Batuque na porta de casa
Batuque na porta de casa
"Desde
menino eu sou compositor. Engraçado é que naquelas primeiras
reuniões que a gente fazia, em frente lá de casa, na Cachoeirinha,
eu ainda estava aprendendo a tocar cavaquinho e violão e já
improvisava acordes e versos, inventava, juntava trovas e trechos de
sambas que eu tinha ouvido no rádio. São as minhas melhores
lembranças", confessa. "A vizinhança assistindo e a gente ali, aprendendo a
tocar o cavaquinho, depois o violão, o pandeiro e lata, casca de coco, pedaço de pau e tudo de percussão
que aparecesse".
"Só
lembro que era a maior diversão para os vizinhos todos e para nós
também, aqueles batuques e ensaios na porta de casa. Os vizinhos não
reclamavam, não. Muito pelo contrário. Eles gostavam tanto que a
brincadeira progrediu. Até que formamos o conjunto Os Filhos da Lua.
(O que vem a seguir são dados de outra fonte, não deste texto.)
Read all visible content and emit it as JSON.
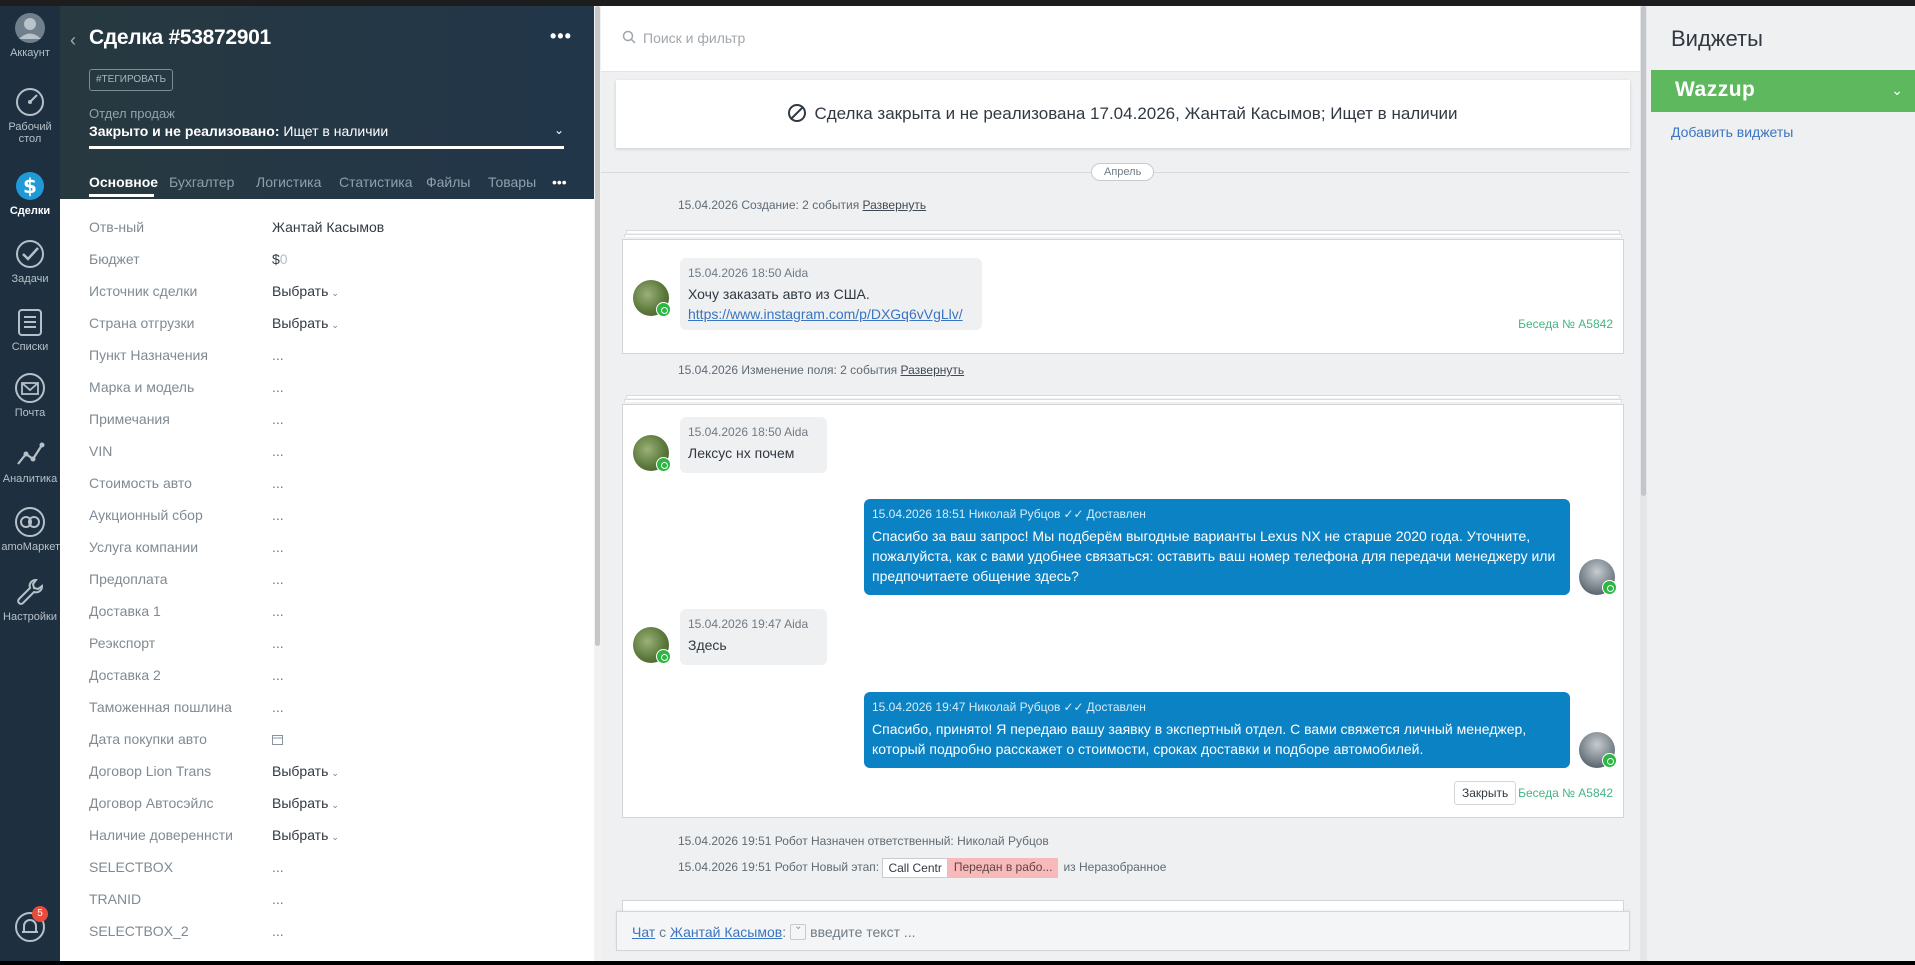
{
  "nav": {
    "items": [
      {
        "label": "Аккаунт",
        "icon": "account-icon"
      },
      {
        "label": "Рабочий стол",
        "icon": "dashboard-icon"
      },
      {
        "label": "Сделки",
        "icon": "deals-icon"
      },
      {
        "label": "Задачи",
        "icon": "tasks-icon"
      },
      {
        "label": "Списки",
        "icon": "lists-icon"
      },
      {
        "label": "Почта",
        "icon": "mail-icon"
      },
      {
        "label": "Аналитика",
        "icon": "analytics-icon"
      },
      {
        "label": "amoМаркет",
        "icon": "market-icon"
      },
      {
        "label": "Настройки",
        "icon": "settings-icon"
      }
    ],
    "notifications_count": "5"
  },
  "card": {
    "title": "Сделка #53872901",
    "tag_button": "#ТЕГИРОВАТЬ",
    "pipeline_label": "Отдел продаж",
    "status_bold": "Закрыто и не реализовано:",
    "status_reason": "Ищет в наличии",
    "tabs": [
      "Основное",
      "Бухгалтер",
      "Логистика",
      "Статистика",
      "Файлы",
      "Товары"
    ],
    "fields": [
      {
        "key": "Отв-ный",
        "value": "Жантай Касымов"
      },
      {
        "key": "Бюджет",
        "value": "$",
        "value_extra": "0"
      },
      {
        "key": "Источник сделки",
        "value": "Выбрать"
      },
      {
        "key": "Страна отгрузки",
        "value": "Выбрать"
      },
      {
        "key": "Пункт Назначения",
        "value": "..."
      },
      {
        "key": "Марка и модель",
        "value": "..."
      },
      {
        "key": "Примечания",
        "value": "..."
      },
      {
        "key": "VIN",
        "value": "..."
      },
      {
        "key": "Стоимость авто",
        "value": "..."
      },
      {
        "key": "Аукционный сбор",
        "value": "..."
      },
      {
        "key": "Услуга компании",
        "value": "..."
      },
      {
        "key": "Предоплата",
        "value": "..."
      },
      {
        "key": "Доставка 1",
        "value": "..."
      },
      {
        "key": "Реэкспорт",
        "value": "..."
      },
      {
        "key": "Доставка 2",
        "value": "..."
      },
      {
        "key": "Таможенная пошлина",
        "value": "..."
      },
      {
        "key": "Дата покупки авто",
        "value": ""
      },
      {
        "key": "Договор Lion Trans",
        "value": "Выбрать"
      },
      {
        "key": "Договор Автосэйлс",
        "value": "Выбрать"
      },
      {
        "key": "Наличие довереннсти",
        "value": "Выбрать"
      },
      {
        "key": "SELECTBOX",
        "value": "..."
      },
      {
        "key": "TRANID",
        "value": "..."
      },
      {
        "key": "SELECTBOX_2",
        "value": "..."
      }
    ]
  },
  "feed": {
    "search_placeholder": "Поиск и фильтр",
    "closed_banner": "Сделка закрыта и не реализована 17.04.2026, Жантай Касымов; Ищет в наличии",
    "month": "Апрель",
    "events": [
      {
        "text": "15.04.2026 Создание: 2 события ",
        "link": "Развернуть"
      },
      {
        "text": "15.04.2026 Изменение поля: 2 события ",
        "link": "Развернуть"
      }
    ],
    "conversation1": {
      "messages": [
        {
          "meta": "15.04.2026 18:50 Aida",
          "text": "Хочу заказать авто из США.",
          "link": "https://www.instagram.com/p/DXGq6vVgLlv/"
        }
      ],
      "conv_id": "Беседа № A5842"
    },
    "conversation2": {
      "in1": {
        "meta": "15.04.2026 18:50 Aida",
        "text": "Лексус нх почем"
      },
      "out1": {
        "meta": "15.04.2026 18:51 Николай Рубцов",
        "status": "Доставлен",
        "text": "Спасибо за ваш запрос! Мы подберём выгодные варианты Lexus NX не старше 2020 года. Уточните, пожалуйста, как с вами удобнее связаться: оставить ваш номер телефона для передачи менеджеру или предпочитаете общение здесь?"
      },
      "in2": {
        "meta": "15.04.2026 19:47 Aida",
        "text": "Здесь"
      },
      "out2": {
        "meta": "15.04.2026 19:47 Николай Рубцов",
        "status": "Доставлен",
        "text": "Спасибо, принято! Я передаю вашу заявку в экспертный отдел. С вами свяжется личный менеджер, который подробно расскажет о стоимости, сроках доставки и подборе автомобилей."
      },
      "close_label": "Закрыть",
      "conv_id": "Беседа № A5842"
    },
    "robot1": "15.04.2026 19:51 Робот Назначен ответственный: Николай Рубцов",
    "robot2": {
      "prefix": "15.04.2026 19:51 Робот Новый этап: ",
      "stage_from": "Call Centr",
      "stage_to": "Передан в рабо...",
      "suffix": "из Неразобранное"
    },
    "chat_input": {
      "chat_label": "Чат",
      "with": " с ",
      "contact": "Жантай Касымов",
      "colon": ":",
      "placeholder": "введите текст ..."
    }
  },
  "widgets": {
    "title": "Виджеты",
    "wazzup": "Wazzup",
    "add": "Добавить виджеты"
  }
}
Não sou saudosista, mas que tempo bom era aquele. Ah, que
tempo bom..."
Apesar
de tantos sucessos que fizeram história na música de Minas Gerais
nas décadas passadas, Jadir Ambrósio conta que nunca conseguiu
viver somente do ofício em que é mestre aclamado por seus pares e
pelo público que acompanhou sua trajetória desde os tempos de
Getúlio Vargas, na década de 1930, época dos primeiros acordes com
os irmãos e com os amigos mais próximos em frente à casa em que
sua família morava, no Bairro Cachoeirinha.
"Sempre
fui um faz-tudo. Sou daquele tipo de gente que fez de tudo para
sobreviver. Só não roubei e nem enganei ninguém", conta, com
orgulho. "Uma vez teve até uma história engraçada, se não
fosse uma coisa muito séria. Lembro que eu voltava de um baile de Carnaval no Centro da cidade em que tinha estreado um saxofone
novinho em folha. Aquilo brilhava e eu voltava para casa andando a
pé, suado, vestindo uma fantasia de bloco de sujos”, recorda,
rindo muito do acontecido antes de contar como foi o desfecho da
aventura.
“E
lá ia eu, fazendo mesura com o saxofone tinindo de tão novinho. De
repente dou de cara com uma patrulha montada a cavalo, que me parou
porque achou aquilo suspeito. Imagine um negro de roupas de molambo
andando apressado, de madrugada, carregando um instrumento valioso
como aquele e ficando assustado porque encontrou a polícia. Foi
então que um dos policiais virou para mim e falou – se este
instrumento é seu, moço, então toca para provar que é verdade”.
Ele
diz que o medo e o susto o deixaram paralisado, mas daí a pouco o
coração voltou a bater compassado e a coragem o fez criar forças.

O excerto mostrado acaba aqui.